Ces paroles mettent en lumière la volonté de l’Afrique de s’affirmer sur la scène internationale, de définir son propre avenir et de jouer un rôle de premier plan dans la gouvernance mondiale. Le président Gnassingbé souligne l’importance d’un panafricanisme pragmatique, axé sur l’unité et l’action concrète, plutôt que sur les discours. Il met également l’accent sur la nécessité de réformer le multilatéralisme afin de garantir une représentation équitable de l’Afrique dans les instances décisionnelles.

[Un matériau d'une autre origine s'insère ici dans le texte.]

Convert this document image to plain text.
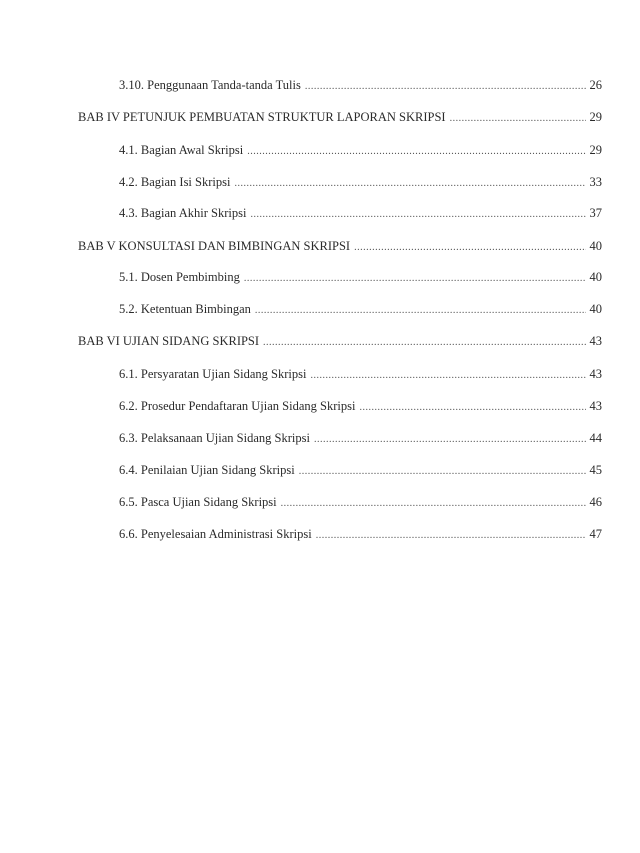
3.10. Penggunaan Tanda-tanda Tulis .....	26
BAB IV PETUNJUK PEMBUATAN STRUKTUR LAPORAN SKRIPSI .....	29
4.1. Bagian Awal Skripsi .....	29
4.2. Bagian Isi Skripsi .....	33
4.3. Bagian Akhir Skripsi .....	37
BAB V KONSULTASI DAN BIMBINGAN SKRIPSI .....	40
5.1. Dosen Pembimbing .....	40
5.2. Ketentuan Bimbingan .....	40
BAB VI UJIAN SIDANG SKRIPSI .....	43
6.1. Persyaratan Ujian Sidang Skripsi .....	43
6.2. Prosedur Pendaftaran Ujian Sidang Skripsi .....	43
6.3. Pelaksanaan Ujian Sidang Skripsi .....	44
6.4. Penilaian Ujian Sidang Skripsi .....	45
6.5. Pasca Ujian Sidang Skripsi .....	46
6.6. Penyelesaian Administrasi Skripsi .....	47
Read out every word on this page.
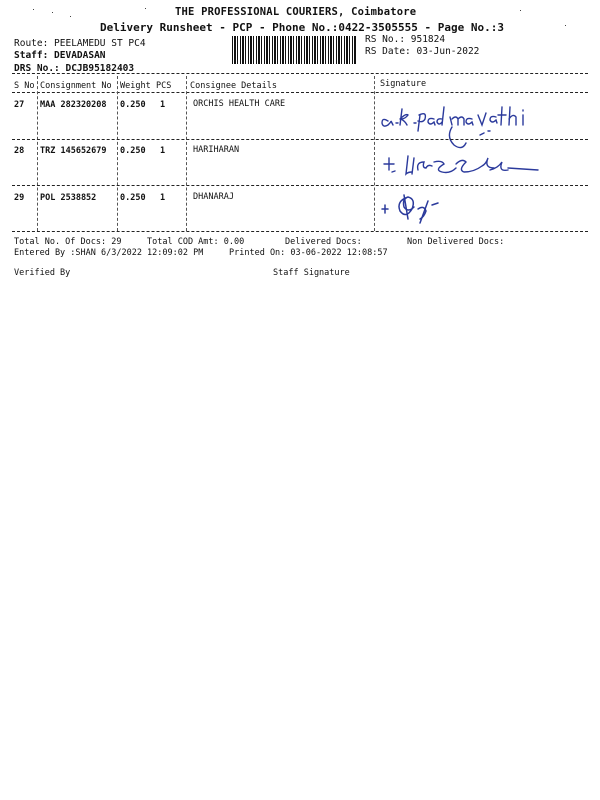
THE PROFESSIONAL COURIERS, Coimbatore
Delivery Runsheet - PCP - Phone No.:0422-3505555 - Page No.:3
Route: PEELAMEDU ST PC4
Staff: DEVADASAN
DRS No.: DCJB95182403
RS No.: 951824
RS Date: 03-Jun-2022
S No Consignment No Weight PCS Consignee Details	Signature
27 MAA 282320208 0.250 1	ORCHIS HEALTH CARE
28 TRZ 145652679 0.250 1	HARIHARAN
29 POL 2538852	0.250 1	DHANARAJ
Total No. Of Docs: 29	Total COD Amt: 0.00	Delivered Docs:	Non Delivered Docs:
Entered By :SHAN 6/3/2022 12:09:02 PM	Printed On: 03-06-2022 12:08:57
Verified By	Staff Signature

Le 9e Congrès panafricain offre ainsi une plateforme cruciale pour débattre des enjeux cruciaux auxquels l’Afrique est confrontée et pour élaborer des stratégies visant à renforcer l’unité, la coopération et le développement du continent. Il s’agit d’une étape importante dans la construction d’une Afrique forte, autonome et déterminée à façonner son propre destin.